The aging population also dampens hospitals' revenue, as Medicare now represents 47.2% of gross revenue, up from 45.8% in 2017. Commercial gross revenue declined for the third consecutive year to 31.1%, according to Moody's.
One of the biggest threats to hospital revenue growth is the outside disruptors poised to divert referrals and patients from high-cost settings, Kerns said. While emergency room visits increased, the growth rate tipped to the negative for the first time in five years at -0.2% as urgent care centers continued to open across the country, Moody's researchers said.

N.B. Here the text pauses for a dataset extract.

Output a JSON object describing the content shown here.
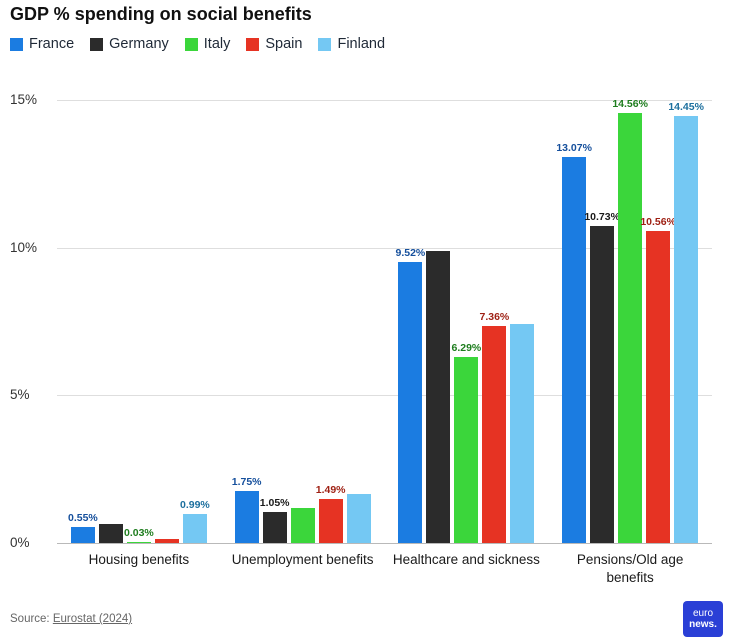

Hospitals will either have to offer a lower price or demonstrate a measurable quality difference to rationalize the higher costs, Kerns said.

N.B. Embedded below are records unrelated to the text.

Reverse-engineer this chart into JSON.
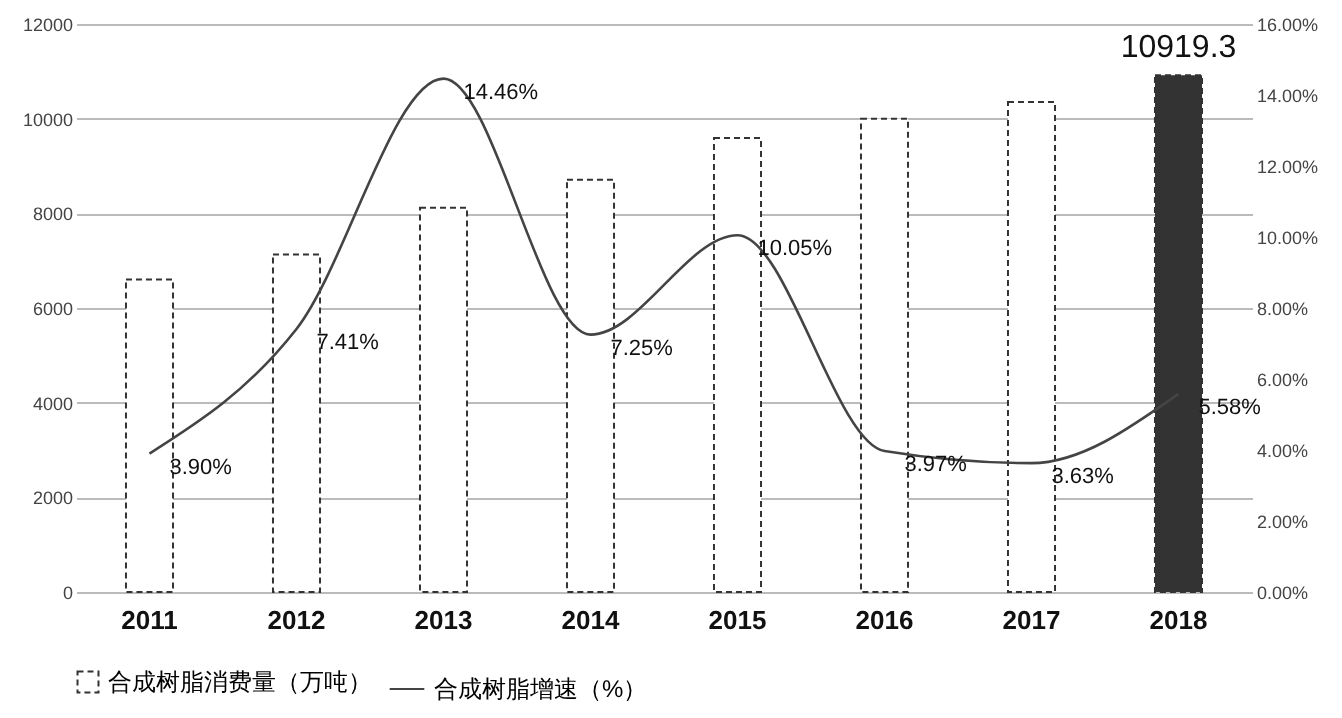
{
  "chart_data": {
    "type": "bar",
    "categories": [
      "2011",
      "2012",
      "2013",
      "2014",
      "2015",
      "2016",
      "2017",
      "2018"
    ],
    "series": [
      {
        "name": "合成树脂消费量（万吨）",
        "type": "bar",
        "color": "#333333",
        "line_style": "dashed",
        "colors": [
          "#ffffff",
          "#ffffff",
          "#ffffff",
          "#ffffff",
          "#ffffff",
          "#ffffff",
          "#ffffff",
          "#333333"
        ],
        "values": [
          6600,
          7130,
          8120,
          8710,
          9590,
          10000,
          10350,
          10919.3
        ],
        "value_labels": [
          null,
          null,
          null,
          null,
          null,
          null,
          null,
          "10919.3"
        ]
      },
      {
        "name": "合成树脂增速（%）",
        "type": "line",
        "axis": "y2",
        "color": "#444444",
        "values": [
          3.9,
          7.41,
          14.46,
          7.25,
          10.05,
          3.97,
          3.63,
          5.58
        ],
        "value_labels": [
          "3.90%",
          "7.41%",
          "14.46%",
          "7.25%",
          "10.05%",
          "3.97%",
          "3.63%",
          "5.58%"
        ]
      }
    ],
    "ylim": [
      0,
      12000
    ],
    "yticks": [
      0,
      2000,
      4000,
      6000,
      8000,
      10000,
      12000
    ],
    "y2lim": [
      0,
      16
    ],
    "y2ticks": [
      {
        "value": 0,
        "label": "0.00%"
      },
      {
        "value": 2,
        "label": "2.00%"
      },
      {
        "value": 4,
        "label": "4.00%"
      },
      {
        "value": 6,
        "label": "6.00%"
      },
      {
        "value": 8,
        "label": "8.00%"
      },
      {
        "value": 10,
        "label": "10.00%"
      },
      {
        "value": 12,
        "label": "12.00%"
      },
      {
        "value": 14,
        "label": "14.00%"
      },
      {
        "value": 16,
        "label": "16.00%"
      }
    ],
    "grid": "y",
    "legend": "bottom"
  }
}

"They have to embrace fee-for-value because that is where the competition is moving," said Kerns, citing providers like Medicare provider Chicago-based Oak Street Health. "There are various types of medical groups that specialize in populations of patients that have been thought of as 'negative margin,' but the disruptive players don't view them that way."
The continued admissions softening may not be related to increased competition, but rather suppressed demand, said Jeff Goldsmith, national adviser for Navigant.
"The growth in high-deductible health plans and patient exposure to cost of care has stifled demand for a lot of services," he said. "I don't think hospitals are losing market share, the market isn't growing as fast as it once was."
The average deductible has tripled over the last decade, and over half of employees who get coverage from their employer can't afford their top-end deductible, said Gurpreet Singh, a partner at PwC and its health services sector leader.
"That means they will make value choices," he said. Some hospitals will be able to differentiate themselves by building out lower-cost networks, some won't, he said.
A 0.75% cut to annual hospital payments used to pay for Affordable Care Act implementation will expire this year, which could boost top-line revenue, Kerns said. Although, Medicaid disproportionate share hospital cuts are looming, which may offset some of those gains. They are slated to start in October, although they have been postponed four times already, said Lisa Goldstein, associate managing director at Moody's.
"Who knows if they will delay it again or continue to kick the can down the road," she said.
Slower growth in total debt and improved operating cash flow resulted in a small improvement in debt to cash flow and cash to debt, according to Moody's. Though the median growth rate in operating cash flow margin remained negative at -2%, it marks a material slowdown following negative growth of 10.5% in 2017 and 8.8% in 2016, suggesting stability of margins.
Hospitals have relied on mergers and acquisitions to boost their balance sheets, although opportunities are narrowing. While there is still some room for consolidation, they may have to shift their strategy, Singh said.
About 93% of most metro hospital markets are highly concentrated, which means fewer choices for potential M&A partners, he said.
"I would expect many providers to be reevaluating their strategic identity," Singh said.
Given the heightened scrutiny on mergers, especially those in the same markets, providers will have to show real cost benefits of consolidation not only to the health system but to the community, Kerns said. These deals can't be simply viewed as a means to protect their pricing, he said.
"There are diminishing returns on using market leverage to get better pricing," Kerns said.
Many health systems are exploring alternative revenue sources related to venture capital, commercial real estate projects and other investment avenues. This could hold some potential long-term gains, but they should be pursued with caution, Kerns said.
"I would note a strong word of caution because this is not health systems' core competency," he said.